Record levels of heat and humidity have hit the Top End of the Northern Territory, and will now be the focus of a Charles Darwin University (CDU) project looking at the impacts of heat stress on labour-intensive industries.
The aim is to improve work-related heat stress management strategies in the Northern Territory and across the country. The study will be performed in collaboration with authorities from the National Critical Care and Trauma Response Centre (NCCTRC).
“The impact of humid heat on productivity, wellbeing and safety of workers is commonly recognised in the NT,” CDU’s Dr Elspeth Oppermann says.
“What isn’t clear is the degree of physiological and social impacts, in conjunction with job-specific or site-specific practices, and what this could mean for industry and workers in the NT.”
Dr Oppermann will work with Dr Matt Brearley, from the NCCTRC, to build on the group’s already advanced heat stress studies. They will monitor individual core-temperatures in real-time and link the figures to physical workloads and environmental conditions.

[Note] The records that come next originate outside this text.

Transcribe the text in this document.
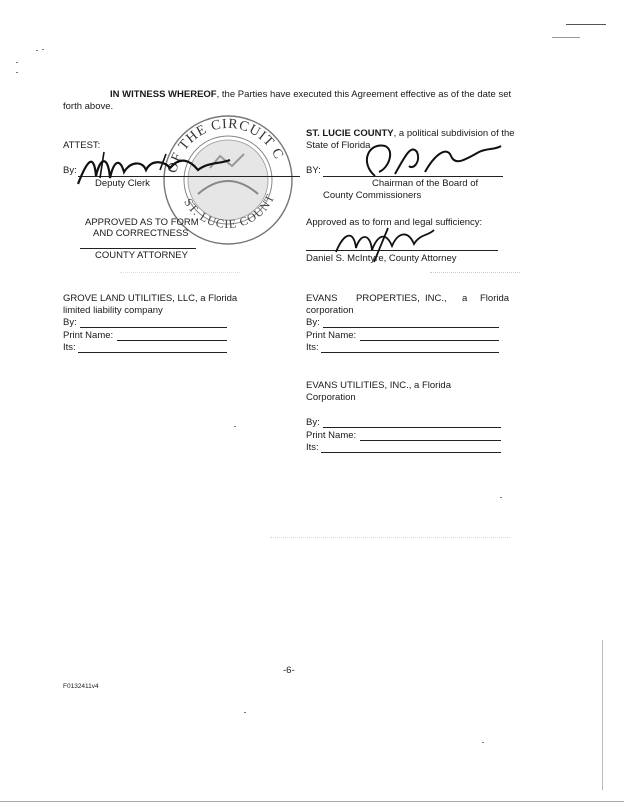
IN WITNESS WHEREOF, the Parties have executed this Agreement effective as of the date set
forth above.
OF THE CIRCUIT C
ST. LUCIE COUNT
ATTEST:
By:
Deputy Clerk
APPROVED AS TO FORM
AND CORRECTNESS
COUNTY ATTORNEY
ST. LUCIE COUNTY, a political subdivision of the
State of Florida
BY:
Chairman of the Board of
County Commissioners
Approved as to form and legal sufficiency:
Daniel S. McIntyre, County Attorney
GROVE LAND UTILITIES, LLC, a Florida
limited liability company
By:
Print Name:
Its:
EVANS PROPERTIES, INC., a Florida
corporation
By:
Print Name:
Its:
EVANS UTILITIES, INC., a Florida
Corporation
By:
Print Name:
Its:
-6-
F0132411v4
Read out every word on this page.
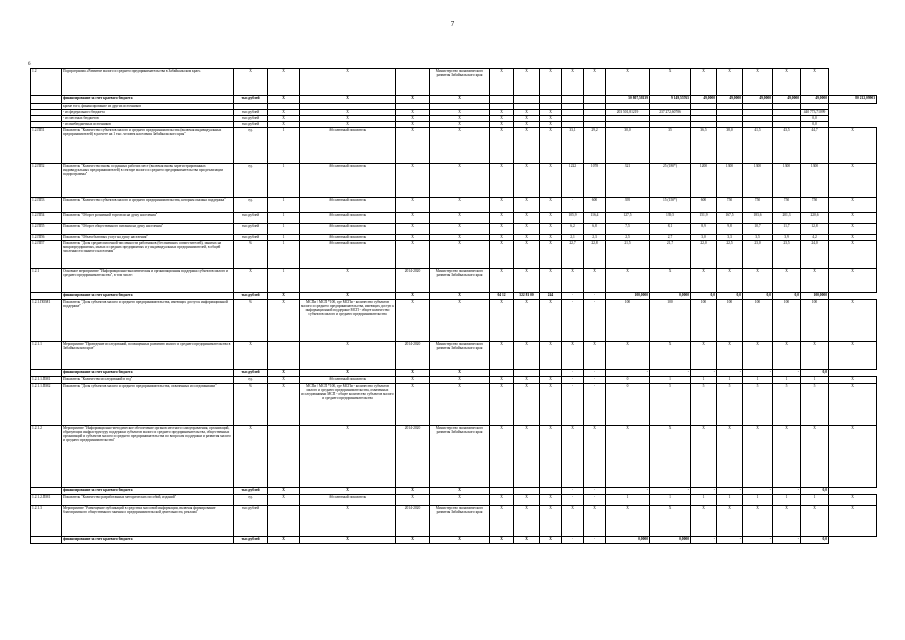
7
6
1.2	Подпрограмма «Развитие малого и среднего предпринимательства в Забайкальском крае»	X	X	X		Министерство экономического развития Забайкальского края	X	X	X	X	X	X	X	X	X	X	X	X	
	финансирование за счет краевого бюджета	тыс.рублей	X	X	X	X						50 807,58139	9 149,55765	49,0000	49,0000	49,0000	49,0000	49,0000	80 212,09903
	кроме того, финансирование из других источников																		
	- из федерального бюджета	тыс.рублей	X	X	X	X	X	X	X			203 501,81219	237 272,60786					440 773,71099	
	- из местных бюджетов	тыс.рублей	X	X	X	X	X	X	X									0,0	
	- из внебюджетных источников	тыс.рублей	X	X	X	X	X	X	X									0,0	
1.2.ПП1	Показатель "Количество субъектов малого и среднего предпринимательства (включая индивидуальных предпринимателей) в расчете на 1 тыс. человек населения Забайкальского края"	ед.	1	Абсолютный показатель	X	X	X	X	X	33,1	29,2	30,0	35	36,5	38,0	41,5	43,5	44,7	X
1.2.ПП2	Показатель "Количество вновь созданных рабочих мест (включая вновь зарегистрированных индивидуальных предпринимателей) в секторе малого и среднего предпринимательства при реализации подпрограммы"	ед.	1	Абсолютный показатель	X	X	X	X	X	1222	1078	321	25 (180*)	1200	1300	1300	1300	1300	X
1.2.ПП3	Показатель "Количество субъектов малого и среднего предпринимательства, которым оказана поддержка"	ед.	1	Абсолютный показатель	X	X	X	X	X	-	600	395	15 (150*)	600	750	750	750	750	X
1.2.ПП4	Показатель "Оборот розничной торговли на душу населения"	тыс.рублей	1	Абсолютный показатель	X	X	X	X	X	105,9	116,4	127,5	139,5	151,9	167,5	183,6	201,3	220,6	X
1.2.ПП5	Показатель "Оборот общественного питания на душу населения"	тыс.рублей	1	Абсолютный показатель	X	X	X	X	X	6,2	6,8	7,5	8,1	8,9	9,8	10,7	11,7	12,8	X
1.2.ПП6	Показатель "Объем бытовых услуг на душу населения"	тыс.рублей	1	Абсолютный показатель	X	X	X	X	X	2,1	2,3	2,5	2,7	3,0	3,3	3,5	3,9	4,2	X
1.2.ПП7	Показатель "Доля среднесписочной численности работников (без внешних совместителей), занятых на микропредприятиях, малых и средних предприятиях и у индивидуальных предпринимателей, в общей численности занятого населения"	%	1	Абсолютный показатель	X	X	X	X	X	22,7	22,8	21,5	21,7	22,0	22,5	23,0	23,5	24,0	X
1.2.1	Основное мероприятие "Информационно-аналитическая и организационная поддержка субъектов малого и среднего предпринимательства", в том числе:	X	1	X	2014-2020	Министерство экономического развития Забайкальского края	X	X	X	X	X	X	X	X	X	X	X	X	X
	финансирование за счет краевого бюджета	тыс.рублей	X	X	X	X	04 12	522 81 00	244	-	-	100,0000	0,0000	0,0	0,0	0,0	0,0	100,0000	
1.2.1.ПОМ1	Показатель "Доля субъектов малого и среднего предпринимательства, имеющих доступ к информационной поддержке"	%	X	МСПи / МСП *100, где МСПи - количество субъектов малого и среднего предпринимательства, имеющих доступ к информационной поддержке МСП - общее количество субъектов малого и среднего предпринимательства	X	X	X	X	X	-	-	100	100	100	100	100	100	100	X
1.2.1.1	Мероприятие "Проведение исследований, посвященных развитию малого и среднего предпринимательства в Забайкальском крае"	X		X	2014-2020	Министерство экономического развития Забайкальского края	X	X	X	X	X	X	X	X	X	X	X	X	X
	финансирование за счет краевого бюджета	тыс.рублей	X	X	X	X				-	-	-	-	-	-	-	-	0,0	
1.2.1.1.ПМ1	Показатель "Количество исследований в год"	ед.	X	Абсолютный показатель	X	X	X	X	X	-	-	0	1	1	1	1	1	1	X
1.2.1.1.ПМ2	Показатель "Доля субъектов малого и среднего предпринимательства, охваченных исследованиями"	%	X	МСПи / МСП *100, где МСПи - количество субъектов малого и среднего предпринимательства, охваченных исследованиями МСП - общее количество субъектов малого и среднего предпринимательства	X	X	X	X	X	-	-	0	5	5	5	5	5	5	X
1.2.1.2	Мероприятие "Информационно-методическое обеспечение органов местного самоуправления, организаций, образующих инфраструктуру поддержки субъектов малого и среднего предпринимательства, общественных организаций и субъектов малого и среднего предпринимательства по вопросам поддержки и развития малого и среднего предпринимательства"	X		X	2014-2020	Министерство экономического развития Забайкальского края	X	X	X	X	X	X	X	X	X	X	X	X	X
	финансирование за счет краевого бюджета	тыс.рублей	X	X	X	X				-	-	-	-	-	-	-	-	0,0	
1.2.1.2.ПМ1	Показатель "Количество разработанных методических пособий, изданий"	ед.	X	Абсолютный показатель	X	X	X	X	X	-	-	1	1	1	1	1	1	1	X
1.2.1.3	Мероприятие "Размещение публикаций в средствах массовой информации, включая формирование благоприятного общественного мнения о предпринимательской деятельности, реклама"	тыс.рублей		X	2014-2020	Министерство экономического развития Забайкальского края	X	X	X	X	X	X	X	X	X	X	X	X	X
	финансирование за счет краевого бюджета	тыс.рублей	X	X	X	X	X	X	X	-	-	0,0000	0,0000	-	-	-	-	0,0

“It is the sort of monitoring previously reserved for elite athletes to improve performance and win medals,” Dr Brearley said.
“In the NT, those working in labour-intensive industries are periodically exposed to hot conditions and can experience similar types of physical stress, making them ‘industrial athletes’.
“The NCCTRC has done similar monitoring with emergency services staff and we are translating this methodology to assist industry with heat stress management strategies.”
“Through the integration of medical and social analysis we hope to generate a strong evidence base for organisational interventions to improve heat stress management,” Dr Oppermann says.
“The workforce of the NT is very transient. I will be speaking to staff about how they make their day-to-day choices about dealing with heat stress. And if they are not from the NT, we will be interested to know how they have learned to deal with heat stress and what beliefs or norms shape their behaviours.”